Glen Cannel is a quiet and rather forbidding place in Winter, devoid of the stirring sight and sound of a variety of breeding waders that make their home there in the Spring. The early signs that Winter may be relinquishing its grip on the Isle of Mull can be seen when the first of these birds return to the upland glens during late February. The marshes at the head of Loch Ba are particularly favourable for Curlews, Lapwings and Oystercatchers, the vanguard of which had already arrived in prospect of another nesting season. The Oystercatcher is a noisy and argumentative character, which is afforded iconic status among a few discerning birdwatchers. It is, after all, the emblem of the Isle of Mull Bird Club, an organisation that celebrates its 10th anniversary later this year.

The steep-sided mountains that surround the Loch Ba trench are flanked by ancient woodlands of Downy Birch and Hazel that have survived generations of wind blast, which has resulted in their characteristic appearance and often stunted shape and form. These trees are host to a myriad of mosses, lichens and fungi. Indeed, the lichen communities present in these woodlands are of particular importance. Being an island, Mull is afforded the benefit of a cool, maritime climate. The pure air and humid conditions provide the ideal conditions for a number of important lichens to thrive. Very few fungi, however, are noticeable at this time of year, but the Many-Zoned Polypore is a type of bracket fungi that may be seen all-year-round. The concentric rings of colour make them an attractive subject to photograph on a fallen or decayed log.

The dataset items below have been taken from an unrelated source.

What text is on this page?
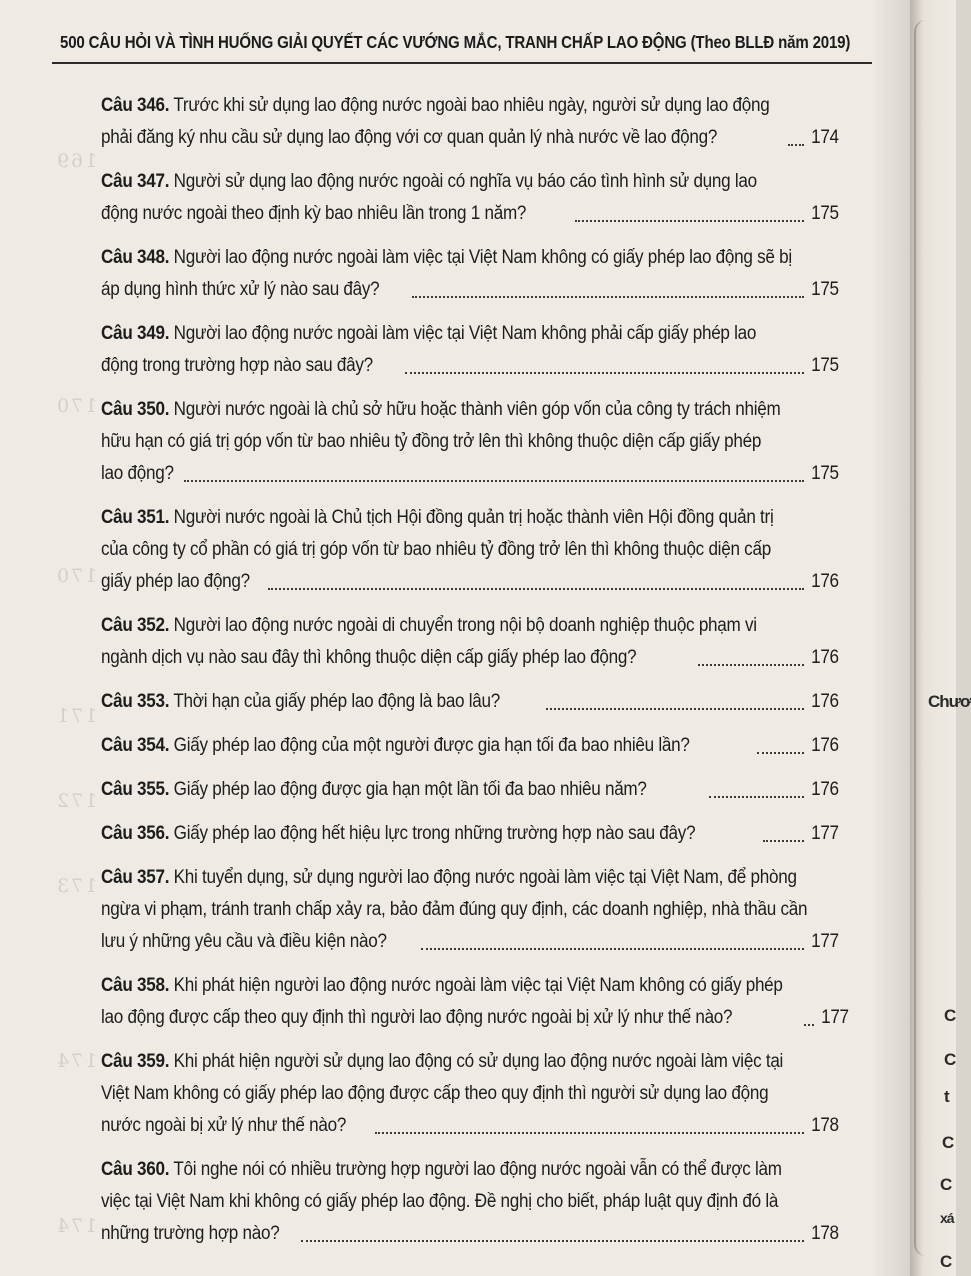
169
170
170
171
172
173
174
174
500 CÂU HỎI VÀ TÌNH HUỐNG GIẢI QUYẾT CÁC VƯỚNG MẮC, TRANH CHẤP LAO ĐỘNG (Theo BLLĐ năm 2019)
Câu 346. Trước khi sử dụng lao động nước ngoài bao nhiêu ngày, người sử dụng lao động
phải đăng ký nhu cầu sử dụng lao động với cơ quan quản lý nhà nước về lao động?	174
Câu 347. Người sử dụng lao động nước ngoài có nghĩa vụ báo cáo tình hình sử dụng lao
động nước ngoài theo định kỳ bao nhiêu lần trong 1 năm?	175
Câu 348. Người lao động nước ngoài làm việc tại Việt Nam không có giấy phép lao động sẽ bị
áp dụng hình thức xử lý nào sau đây?	175
Câu 349. Người lao động nước ngoài làm việc tại Việt Nam không phải cấp giấy phép lao
động trong trường hợp nào sau đây?	175
Câu 350. Người nước ngoài là chủ sở hữu hoặc thành viên góp vốn của công ty trách nhiệm
hữu hạn có giá trị góp vốn từ bao nhiêu tỷ đồng trở lên thì không thuộc diện cấp giấy phép
lao động?	175
Câu 351. Người nước ngoài là Chủ tịch Hội đồng quản trị hoặc thành viên Hội đồng quản trị
của công ty cổ phần có giá trị góp vốn từ bao nhiêu tỷ đồng trở lên thì không thuộc diện cấp
giấy phép lao động?	176
Câu 352. Người lao động nước ngoài di chuyển trong nội bộ doanh nghiệp thuộc phạm vi
ngành dịch vụ nào sau đây thì không thuộc diện cấp giấy phép lao động?	176
Câu 353. Thời hạn của giấy phép lao động là bao lâu?	176
Câu 354. Giấy phép lao động của một người được gia hạn tối đa bao nhiêu lần?	176
Câu 355. Giấy phép lao động được gia hạn một lần tối đa bao nhiêu năm?	176
Câu 356. Giấy phép lao động hết hiệu lực trong những trường hợp nào sau đây?	177
Câu 357. Khi tuyển dụng, sử dụng người lao động nước ngoài làm việc tại Việt Nam, để phòng
ngừa vi phạm, tránh tranh chấp xảy ra, bảo đảm đúng quy định, các doanh nghiệp, nhà thầu cần
lưu ý những yêu cầu và điều kiện nào?	177
Câu 358. Khi phát hiện người lao động nước ngoài làm việc tại Việt Nam không có giấy phép
lao động được cấp theo quy định thì người lao động nước ngoài bị xử lý như thế nào?	177
Câu 359. Khi phát hiện người sử dụng lao động có sử dụng lao động nước ngoài làm việc tại
Việt Nam không có giấy phép lao động được cấp theo quy định thì người sử dụng lao động
nước ngoài bị xử lý như thế nào?	178
Câu 360. Tôi nghe nói có nhiều trường hợp người lao động nước ngoài vẫn có thể được làm
việc tại Việt Nam khi không có giấy phép lao động. Đề nghị cho biết, pháp luật quy định đó là
những trường hợp nào?	178
Chươ
t
C
C
C
C
xá
C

It is hard to imagine the sodden former sheep pasture, marshland and moorland fringe to be anything other than the waterlogged environment that it represents for much of the year today. However, the soil around the Glencannel river previously yielded good crops and it is estimated that as many as 800 people worked the land and resided in settlements along Glen Cannel and adjacent Glen Forsa prior to the de-populating Clearances. The time of more recent inhabitants at Gortenbuie has also come and gone, depicting the hardship of life that must have been prevalent. The glen has now been left for the Golden and White-tailed Sea Eagles to roam and to govern.

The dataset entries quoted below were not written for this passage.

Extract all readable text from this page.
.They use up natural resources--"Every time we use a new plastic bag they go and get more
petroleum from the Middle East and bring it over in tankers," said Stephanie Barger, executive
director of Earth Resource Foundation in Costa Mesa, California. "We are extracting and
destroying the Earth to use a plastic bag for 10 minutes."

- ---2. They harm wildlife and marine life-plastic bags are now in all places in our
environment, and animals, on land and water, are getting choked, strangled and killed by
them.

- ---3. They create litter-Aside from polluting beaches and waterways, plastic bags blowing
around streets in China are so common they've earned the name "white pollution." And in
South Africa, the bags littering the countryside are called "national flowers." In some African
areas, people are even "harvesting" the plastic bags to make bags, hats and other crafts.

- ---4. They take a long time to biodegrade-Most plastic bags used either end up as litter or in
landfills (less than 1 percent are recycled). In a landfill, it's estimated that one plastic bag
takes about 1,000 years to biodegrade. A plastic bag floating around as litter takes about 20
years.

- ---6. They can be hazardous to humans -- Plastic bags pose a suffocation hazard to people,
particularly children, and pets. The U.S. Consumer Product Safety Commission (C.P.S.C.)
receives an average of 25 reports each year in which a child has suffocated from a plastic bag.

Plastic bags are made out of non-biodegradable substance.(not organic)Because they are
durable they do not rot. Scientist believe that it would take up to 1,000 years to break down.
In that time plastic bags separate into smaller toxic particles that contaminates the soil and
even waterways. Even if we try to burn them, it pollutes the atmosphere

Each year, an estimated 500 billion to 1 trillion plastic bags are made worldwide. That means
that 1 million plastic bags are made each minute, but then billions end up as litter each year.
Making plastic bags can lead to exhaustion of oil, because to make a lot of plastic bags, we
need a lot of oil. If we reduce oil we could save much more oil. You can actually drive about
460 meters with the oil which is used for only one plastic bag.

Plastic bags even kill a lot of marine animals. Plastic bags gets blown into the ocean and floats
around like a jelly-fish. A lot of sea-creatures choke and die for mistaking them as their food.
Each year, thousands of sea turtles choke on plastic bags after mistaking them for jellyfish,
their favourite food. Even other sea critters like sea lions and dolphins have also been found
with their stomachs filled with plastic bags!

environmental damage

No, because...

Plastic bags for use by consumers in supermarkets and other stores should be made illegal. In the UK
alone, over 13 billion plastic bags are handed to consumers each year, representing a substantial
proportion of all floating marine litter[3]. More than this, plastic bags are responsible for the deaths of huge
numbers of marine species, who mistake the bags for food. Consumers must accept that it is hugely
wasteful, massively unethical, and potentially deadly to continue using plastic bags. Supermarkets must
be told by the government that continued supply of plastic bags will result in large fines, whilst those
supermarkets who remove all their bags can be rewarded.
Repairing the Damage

Our main purpose was to ford the fast-flowing Glencannel river and access the ancient burial ground that lies within striking distance of Ben Talaidh, the island’s third highest mountain. The site of a former chapel, the graveyard contains five uninscribed and largely displaced slabs of unknown date that, along with the ruinous buildings, offer a solemn glimpse of a once healthy community that formerly lived there. The walls of the sheep fank and an assortment of trees helped disguise the wrong-doings of a landlord bitten by the greed of human failing. On a grey Winter’s day, Loch Ba can be an austere and desolate place to be. At other times, it is this haunting desolation that colours a perceived sense of injustice, born of an eerie silence and carried forward on the mists of time.